As addiction treatment teams move forward in the coming months, we must incorporate lessons learned from the pandemic. In Faster Paths, where in-person visit volume dropped by half, our overall visit volume has remained close to our pre-COVID baseline due to the expansion of telemedicine for MOUD initiation and follow-up. Although many of our patients lack phones and private spaces for telemedicine, we have found that we can successfully start and continue buprenorphine by partnering with harm reduction specialists doing street-based outreach (Harris et al., 2020). Our harm reduction specialists can perform phlebotomy in the field, and the protocols that have been successful for street-based MOUD delivery can and should be adapted for HIV prevention services like PEP and PrEP, enabling us to reach patients who are unwilling or unable to come into the medical center.

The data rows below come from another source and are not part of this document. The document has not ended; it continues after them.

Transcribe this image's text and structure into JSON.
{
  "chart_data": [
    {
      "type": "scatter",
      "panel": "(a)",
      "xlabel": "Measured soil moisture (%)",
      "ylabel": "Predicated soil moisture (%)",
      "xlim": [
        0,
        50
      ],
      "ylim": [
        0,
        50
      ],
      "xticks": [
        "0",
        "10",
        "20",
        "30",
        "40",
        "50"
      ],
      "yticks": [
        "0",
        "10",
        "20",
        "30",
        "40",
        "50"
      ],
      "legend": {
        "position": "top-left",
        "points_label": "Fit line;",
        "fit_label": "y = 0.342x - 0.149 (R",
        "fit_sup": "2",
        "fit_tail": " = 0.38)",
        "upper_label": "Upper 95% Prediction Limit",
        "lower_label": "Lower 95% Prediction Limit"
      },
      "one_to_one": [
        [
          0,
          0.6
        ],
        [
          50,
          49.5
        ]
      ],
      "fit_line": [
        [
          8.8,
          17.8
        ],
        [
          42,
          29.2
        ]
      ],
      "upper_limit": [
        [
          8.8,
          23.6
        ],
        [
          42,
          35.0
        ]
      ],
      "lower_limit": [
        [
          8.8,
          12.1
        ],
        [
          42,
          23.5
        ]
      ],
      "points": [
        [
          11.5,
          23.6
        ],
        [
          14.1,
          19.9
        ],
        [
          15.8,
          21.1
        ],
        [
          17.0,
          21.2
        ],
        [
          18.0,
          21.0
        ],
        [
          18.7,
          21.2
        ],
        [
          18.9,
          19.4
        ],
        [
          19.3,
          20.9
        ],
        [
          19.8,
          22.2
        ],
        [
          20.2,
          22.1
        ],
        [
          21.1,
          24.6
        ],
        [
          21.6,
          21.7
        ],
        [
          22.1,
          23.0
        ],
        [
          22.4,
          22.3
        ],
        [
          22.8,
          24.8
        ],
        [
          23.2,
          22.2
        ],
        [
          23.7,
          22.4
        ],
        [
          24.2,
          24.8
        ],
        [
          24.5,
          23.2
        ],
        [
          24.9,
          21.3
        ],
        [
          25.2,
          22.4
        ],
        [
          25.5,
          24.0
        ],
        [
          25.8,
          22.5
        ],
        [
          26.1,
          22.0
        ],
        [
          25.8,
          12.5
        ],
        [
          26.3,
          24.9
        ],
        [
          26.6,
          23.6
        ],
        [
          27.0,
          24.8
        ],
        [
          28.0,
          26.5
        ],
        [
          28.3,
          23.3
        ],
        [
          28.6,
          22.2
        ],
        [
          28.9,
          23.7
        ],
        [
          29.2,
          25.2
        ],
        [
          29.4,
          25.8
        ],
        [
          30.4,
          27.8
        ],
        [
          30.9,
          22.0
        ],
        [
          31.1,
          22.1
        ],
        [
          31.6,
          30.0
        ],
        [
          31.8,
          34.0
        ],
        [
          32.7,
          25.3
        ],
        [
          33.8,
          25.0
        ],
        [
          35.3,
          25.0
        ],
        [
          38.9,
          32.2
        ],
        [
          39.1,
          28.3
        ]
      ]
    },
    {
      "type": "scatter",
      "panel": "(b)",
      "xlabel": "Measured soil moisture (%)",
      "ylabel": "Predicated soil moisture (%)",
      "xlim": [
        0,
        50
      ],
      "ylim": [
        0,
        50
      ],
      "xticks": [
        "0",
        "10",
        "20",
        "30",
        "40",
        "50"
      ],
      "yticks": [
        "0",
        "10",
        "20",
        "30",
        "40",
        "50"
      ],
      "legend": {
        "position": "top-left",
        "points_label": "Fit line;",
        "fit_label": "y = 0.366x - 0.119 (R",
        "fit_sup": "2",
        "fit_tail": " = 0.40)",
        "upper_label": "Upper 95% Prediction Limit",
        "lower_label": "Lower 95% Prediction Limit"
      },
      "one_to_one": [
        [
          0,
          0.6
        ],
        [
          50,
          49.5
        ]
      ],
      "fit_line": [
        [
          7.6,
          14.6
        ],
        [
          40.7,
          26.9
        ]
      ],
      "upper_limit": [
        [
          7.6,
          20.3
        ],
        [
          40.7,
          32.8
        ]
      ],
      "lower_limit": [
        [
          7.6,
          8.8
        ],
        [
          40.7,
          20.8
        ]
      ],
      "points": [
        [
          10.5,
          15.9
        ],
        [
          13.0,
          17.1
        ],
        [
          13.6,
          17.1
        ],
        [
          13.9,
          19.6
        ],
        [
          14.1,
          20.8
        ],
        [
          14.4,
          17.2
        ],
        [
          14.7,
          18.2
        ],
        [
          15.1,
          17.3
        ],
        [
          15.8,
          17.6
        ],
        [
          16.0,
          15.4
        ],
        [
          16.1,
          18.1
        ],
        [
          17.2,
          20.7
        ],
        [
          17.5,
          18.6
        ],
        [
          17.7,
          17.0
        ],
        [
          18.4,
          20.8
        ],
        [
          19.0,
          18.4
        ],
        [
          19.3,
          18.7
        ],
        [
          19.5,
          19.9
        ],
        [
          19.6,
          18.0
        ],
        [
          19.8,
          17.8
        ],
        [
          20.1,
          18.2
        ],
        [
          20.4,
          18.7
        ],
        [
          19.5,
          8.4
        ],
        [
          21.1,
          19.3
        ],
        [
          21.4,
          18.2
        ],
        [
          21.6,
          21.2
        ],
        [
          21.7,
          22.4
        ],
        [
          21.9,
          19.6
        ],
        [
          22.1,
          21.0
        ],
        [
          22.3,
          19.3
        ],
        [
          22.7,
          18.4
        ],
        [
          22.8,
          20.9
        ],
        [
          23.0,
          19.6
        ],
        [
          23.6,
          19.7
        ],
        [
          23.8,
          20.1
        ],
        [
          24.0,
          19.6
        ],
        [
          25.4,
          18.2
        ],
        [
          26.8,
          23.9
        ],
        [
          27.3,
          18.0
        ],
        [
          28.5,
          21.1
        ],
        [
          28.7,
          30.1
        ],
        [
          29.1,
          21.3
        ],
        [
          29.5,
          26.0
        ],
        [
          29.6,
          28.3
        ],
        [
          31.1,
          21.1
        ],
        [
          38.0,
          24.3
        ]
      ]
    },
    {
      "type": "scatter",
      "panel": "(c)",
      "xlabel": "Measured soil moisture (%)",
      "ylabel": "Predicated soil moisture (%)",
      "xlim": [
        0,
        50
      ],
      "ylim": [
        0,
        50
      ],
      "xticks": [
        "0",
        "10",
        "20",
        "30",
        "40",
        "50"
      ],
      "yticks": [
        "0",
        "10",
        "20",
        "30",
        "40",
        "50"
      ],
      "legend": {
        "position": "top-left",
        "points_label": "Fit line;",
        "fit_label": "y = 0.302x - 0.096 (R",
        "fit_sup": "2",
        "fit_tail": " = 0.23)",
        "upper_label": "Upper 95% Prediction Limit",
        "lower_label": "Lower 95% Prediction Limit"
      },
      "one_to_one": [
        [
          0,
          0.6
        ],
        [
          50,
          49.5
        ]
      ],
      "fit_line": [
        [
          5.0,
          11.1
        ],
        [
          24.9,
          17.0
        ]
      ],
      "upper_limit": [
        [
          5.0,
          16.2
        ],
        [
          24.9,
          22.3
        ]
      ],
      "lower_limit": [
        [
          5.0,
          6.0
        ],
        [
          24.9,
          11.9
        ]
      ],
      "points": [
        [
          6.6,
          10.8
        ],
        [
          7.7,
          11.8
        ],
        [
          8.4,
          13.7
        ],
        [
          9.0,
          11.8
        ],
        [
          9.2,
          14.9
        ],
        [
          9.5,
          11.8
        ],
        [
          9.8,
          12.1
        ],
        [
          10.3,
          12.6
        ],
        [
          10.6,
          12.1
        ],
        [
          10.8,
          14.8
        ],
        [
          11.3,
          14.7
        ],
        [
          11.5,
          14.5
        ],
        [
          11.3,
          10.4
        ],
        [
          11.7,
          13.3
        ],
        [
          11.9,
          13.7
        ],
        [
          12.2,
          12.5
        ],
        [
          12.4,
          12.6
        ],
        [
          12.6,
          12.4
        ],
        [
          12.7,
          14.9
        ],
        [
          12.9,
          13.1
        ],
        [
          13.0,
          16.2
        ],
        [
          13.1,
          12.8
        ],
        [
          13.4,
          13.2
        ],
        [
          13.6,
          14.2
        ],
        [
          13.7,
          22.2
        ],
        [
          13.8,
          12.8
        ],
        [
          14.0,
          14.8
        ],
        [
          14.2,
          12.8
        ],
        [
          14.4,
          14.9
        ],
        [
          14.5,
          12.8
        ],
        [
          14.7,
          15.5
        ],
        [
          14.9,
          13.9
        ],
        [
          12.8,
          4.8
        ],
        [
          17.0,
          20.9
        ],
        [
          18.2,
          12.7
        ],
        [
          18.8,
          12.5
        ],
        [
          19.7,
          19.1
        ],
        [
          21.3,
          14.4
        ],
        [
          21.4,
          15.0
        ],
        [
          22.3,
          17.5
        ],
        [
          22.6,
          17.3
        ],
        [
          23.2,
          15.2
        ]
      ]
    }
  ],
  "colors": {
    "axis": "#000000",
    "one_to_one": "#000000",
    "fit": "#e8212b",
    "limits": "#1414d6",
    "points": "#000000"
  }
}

The staggering HIV incidence seen among PWID at our institution during the COVID-19 pandemic should serve as a call to action for SUD providers to integrate low-barrier HIV prevention services—including condom and safer injection equipment distribution, on-demand HIV testing with rapid testing available for those who decline phlebotomy, low-barrier MOUD, rapid HIV treatment initiation, and PEP and PrEP—into their programs. The COVID-19 pandemic will have many lasting impacts on SUD treatment, and SUD treatment programs should prioritize comprehensive HIV prevention services alongside MOUD and traditional harm reduction services. As addiction specialists, it is time for us to take this on.
Author statement
Jessica Taylor: Conceptualization, Data Curation, Writing – Original Draft, Writing – Review & Editing. Glorimar Ruiz-Mercado: Conceptualization, Data Curation, Writing – Review & Editing. Heather Sperring: Data Curation, Writing – Review & Editing. Angela Bazzi: Conceptualization, Writing – Review & Editing.
Funding
This work was supported by a grant from the Massachusetts Department of Public Health, Bureau of Substance Addiction Services [1NTF230M03163724179] (Taylor), by a grant from the Massachusetts Department of Public Health, Bureau of Infectious Disease and Laboratory Sciences, Office of HIV/AIDS [INTF4944MM3181926007] (Ruiz-Mercado, Sperring), by an award from the Boston Public Health Commission for Community Based Prevention [FY20020704] (Ruiz-Mercado), and by a National Institutes of Health Boston Public Health Commission [K01DA043412] (Bazzi). The content is solely the responsibility of the authors and does not necessarily represent the funders.
Declaration of competing interest
Glorimar Ruiz-Mercado and Heather Sperring are partially funded by a Frontlines of Communities in the United States (FOCUS) grant from Gilead Sciences that supports HIV, hepatitis C virus, and hepatitis B virus screening and linkage to care. Gilead Sciences had no role in the development of this commentary.